Tetsuo

Forum Replies Created

Viewing 2 posts - 1 through 2 (of 2 total)
  • Author
    Posts
  • in reply to: Humble Feedback After 500 Days of Dhamma #56086
    Tetsuo
    Participant

    Thanks for sharing, HugoZyl. Your story is an interesting and eventful one. I hope the resources here help you continue making progress.

    As for myself, I’ve noticed recently that the gap between having a sensory experience and experiencing a triggered response has increased in duration. Along with this, the strength of the triggered response itself seems to have weakened.

    As a result, the mind is beginning to observe for itself the arbitrariness of attachment, in the sense that it clearly depends on conditions rather than being something intrinsic.

    I’ve also started to notice how the act of assigning meaning subtly shapes how things appear. There are moments where it becomes clear that the mind is actively making things seem a particular way.

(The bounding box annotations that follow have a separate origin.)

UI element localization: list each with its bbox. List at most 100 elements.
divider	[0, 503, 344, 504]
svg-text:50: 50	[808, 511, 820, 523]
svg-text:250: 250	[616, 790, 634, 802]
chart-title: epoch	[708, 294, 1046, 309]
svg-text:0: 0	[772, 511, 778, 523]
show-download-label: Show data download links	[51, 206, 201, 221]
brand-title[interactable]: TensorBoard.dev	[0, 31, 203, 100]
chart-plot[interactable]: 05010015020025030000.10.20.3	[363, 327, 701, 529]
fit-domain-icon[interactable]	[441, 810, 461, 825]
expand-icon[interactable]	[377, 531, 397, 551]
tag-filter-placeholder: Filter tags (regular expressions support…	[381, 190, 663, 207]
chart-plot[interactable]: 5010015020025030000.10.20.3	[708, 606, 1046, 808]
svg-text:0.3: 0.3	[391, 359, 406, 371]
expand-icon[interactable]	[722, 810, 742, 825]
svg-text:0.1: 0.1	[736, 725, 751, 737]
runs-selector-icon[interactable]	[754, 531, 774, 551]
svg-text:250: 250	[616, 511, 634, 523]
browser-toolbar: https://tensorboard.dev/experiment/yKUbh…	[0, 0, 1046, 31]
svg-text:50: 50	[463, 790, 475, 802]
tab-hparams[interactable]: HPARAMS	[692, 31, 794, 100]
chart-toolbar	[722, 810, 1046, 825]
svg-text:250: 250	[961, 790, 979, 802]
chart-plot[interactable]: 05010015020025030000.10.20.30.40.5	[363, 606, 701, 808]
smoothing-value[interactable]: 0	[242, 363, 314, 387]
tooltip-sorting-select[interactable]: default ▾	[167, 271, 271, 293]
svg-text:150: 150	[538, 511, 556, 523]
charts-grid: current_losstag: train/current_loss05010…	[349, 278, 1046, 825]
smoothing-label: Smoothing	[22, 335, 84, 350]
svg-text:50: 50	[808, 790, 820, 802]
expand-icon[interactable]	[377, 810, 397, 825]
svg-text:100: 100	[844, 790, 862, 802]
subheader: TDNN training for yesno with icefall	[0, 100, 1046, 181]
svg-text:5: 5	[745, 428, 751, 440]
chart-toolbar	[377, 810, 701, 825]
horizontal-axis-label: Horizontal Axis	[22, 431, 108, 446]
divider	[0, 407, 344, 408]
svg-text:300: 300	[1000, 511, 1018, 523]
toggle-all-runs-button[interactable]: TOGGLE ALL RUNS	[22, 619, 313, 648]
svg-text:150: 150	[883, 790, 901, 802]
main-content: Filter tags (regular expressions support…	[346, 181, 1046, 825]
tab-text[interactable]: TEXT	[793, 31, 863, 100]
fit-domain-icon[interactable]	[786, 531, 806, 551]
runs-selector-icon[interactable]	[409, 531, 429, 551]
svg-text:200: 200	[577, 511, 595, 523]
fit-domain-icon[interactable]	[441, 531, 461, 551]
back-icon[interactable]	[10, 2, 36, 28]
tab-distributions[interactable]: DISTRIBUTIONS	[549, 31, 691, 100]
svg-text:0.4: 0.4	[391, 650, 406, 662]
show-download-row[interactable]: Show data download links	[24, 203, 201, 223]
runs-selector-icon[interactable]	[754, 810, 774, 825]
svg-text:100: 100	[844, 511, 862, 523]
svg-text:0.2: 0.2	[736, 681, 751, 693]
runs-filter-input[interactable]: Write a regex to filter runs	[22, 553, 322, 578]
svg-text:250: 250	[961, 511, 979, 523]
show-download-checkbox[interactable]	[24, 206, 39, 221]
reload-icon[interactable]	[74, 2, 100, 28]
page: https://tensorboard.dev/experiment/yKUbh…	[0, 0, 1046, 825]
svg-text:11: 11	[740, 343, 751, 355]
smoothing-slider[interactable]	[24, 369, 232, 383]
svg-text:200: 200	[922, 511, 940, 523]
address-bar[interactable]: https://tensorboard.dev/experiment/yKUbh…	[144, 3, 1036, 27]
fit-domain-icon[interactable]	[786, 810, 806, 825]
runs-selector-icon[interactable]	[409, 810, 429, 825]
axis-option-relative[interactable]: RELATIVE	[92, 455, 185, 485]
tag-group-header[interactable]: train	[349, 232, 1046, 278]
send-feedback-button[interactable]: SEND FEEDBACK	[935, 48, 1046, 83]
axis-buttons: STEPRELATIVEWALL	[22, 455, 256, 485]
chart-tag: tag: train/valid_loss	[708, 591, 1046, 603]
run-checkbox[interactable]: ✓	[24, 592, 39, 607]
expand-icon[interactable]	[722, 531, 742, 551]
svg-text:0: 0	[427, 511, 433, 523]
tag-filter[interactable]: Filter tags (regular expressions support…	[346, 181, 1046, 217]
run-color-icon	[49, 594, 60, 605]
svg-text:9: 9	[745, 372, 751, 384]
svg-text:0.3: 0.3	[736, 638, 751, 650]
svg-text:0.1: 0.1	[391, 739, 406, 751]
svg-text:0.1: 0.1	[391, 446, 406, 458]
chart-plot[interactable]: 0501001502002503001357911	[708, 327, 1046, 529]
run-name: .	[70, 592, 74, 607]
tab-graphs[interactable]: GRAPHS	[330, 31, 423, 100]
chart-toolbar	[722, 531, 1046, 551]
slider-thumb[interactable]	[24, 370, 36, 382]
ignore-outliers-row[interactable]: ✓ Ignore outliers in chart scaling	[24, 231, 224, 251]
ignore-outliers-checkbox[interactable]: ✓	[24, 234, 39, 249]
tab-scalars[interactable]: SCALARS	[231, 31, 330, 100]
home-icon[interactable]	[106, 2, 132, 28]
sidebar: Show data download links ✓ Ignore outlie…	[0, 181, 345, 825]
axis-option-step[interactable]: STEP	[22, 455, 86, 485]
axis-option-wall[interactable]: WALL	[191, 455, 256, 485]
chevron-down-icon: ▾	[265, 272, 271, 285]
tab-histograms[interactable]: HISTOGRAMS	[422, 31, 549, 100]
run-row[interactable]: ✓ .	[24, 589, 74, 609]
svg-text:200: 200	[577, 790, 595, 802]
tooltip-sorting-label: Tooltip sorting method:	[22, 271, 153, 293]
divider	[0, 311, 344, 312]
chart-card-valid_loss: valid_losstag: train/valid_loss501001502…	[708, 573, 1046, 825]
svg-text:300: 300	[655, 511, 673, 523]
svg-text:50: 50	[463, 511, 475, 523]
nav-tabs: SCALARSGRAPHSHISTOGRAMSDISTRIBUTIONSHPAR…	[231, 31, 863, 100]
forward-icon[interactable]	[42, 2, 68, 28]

    For example, when I look out of my living room window at the apartments opposite me, I can sometimes see the mind quietly engaging with that visual experience, moulding it into something agreeable. This process is quite subtle (at least for me at present), but it’s something I didn’t notice nearly as clearly before.

    Tetsuo
    Participant

    I had intended to post the following comment earlier, but think that it may still be relevant to the discussion:

    I just wanted to provide my two cents because Lal’s remarks about trying to understand where people stand resonated with me. Way before I found Pure Dhamma, I had some pretty unusual experiences with psychedelics (which, just to be clear, I am not recommending at all). Those experiences pushed me into an obsessive search for answers, but nothing I found was satisfying until I encountered Pure Dhamma.

    Even then, it was only when Lal began explaining distorted saññā — how perception and value are mentally constructed rather than inherent in objects — that the pieces truly clicked for me. I realized that what I had experienced earlier was just a brief glimpse of how the mind projects qualities onto things, which they don’t actually possess in the way they appear to.

    For instance, during one of those experiences, I tried playing a video game with friends. Normally, the game had obvious entertainment value. But suddenly, it was as if someone had flipped a switch and all that “fun” was gone. We still understood exactly how to play. The rules, the goals, what was happening on the screen — all of that was perfectly clear. What vanished was the sense that it was enjoyable. We stopped playing because once that enjoyment disappeared, it felt completely pointless. That was the shock: realizing that the meaning wasn’t in the game at all — it was entirely in the mind.

    Another key realization for me was that once something like this is seen directly, it’s not about restraining the senses through willpower. It’s not about forcing oneself to avoid entertainment or attraction. Rather, when it becomes clear that perceived “value” isn’t inherent in the object, a natural shift occurs. There’s nothing to fight against; the pull simply weakens on its own.

    I also want to stress that satipaṭṭhāna bhūmi and psychedelic states are not the same thing. However, those experiences did seem to provide a kind of temporary “distance”, which allowed me to notice this mechanism directly. Pure Dhamma is what later gave me the correct framework to understand what was actually going on.

    And now, in everyday life, there are these intuitive flashes — for example, seeing someone and noticing that what once appeared inherently attractive is really just another mental projection. It’s not nearly as dramatic as that earlier experience, but it’s a subtle understanding that feels deeper than purely intellectual comprehension.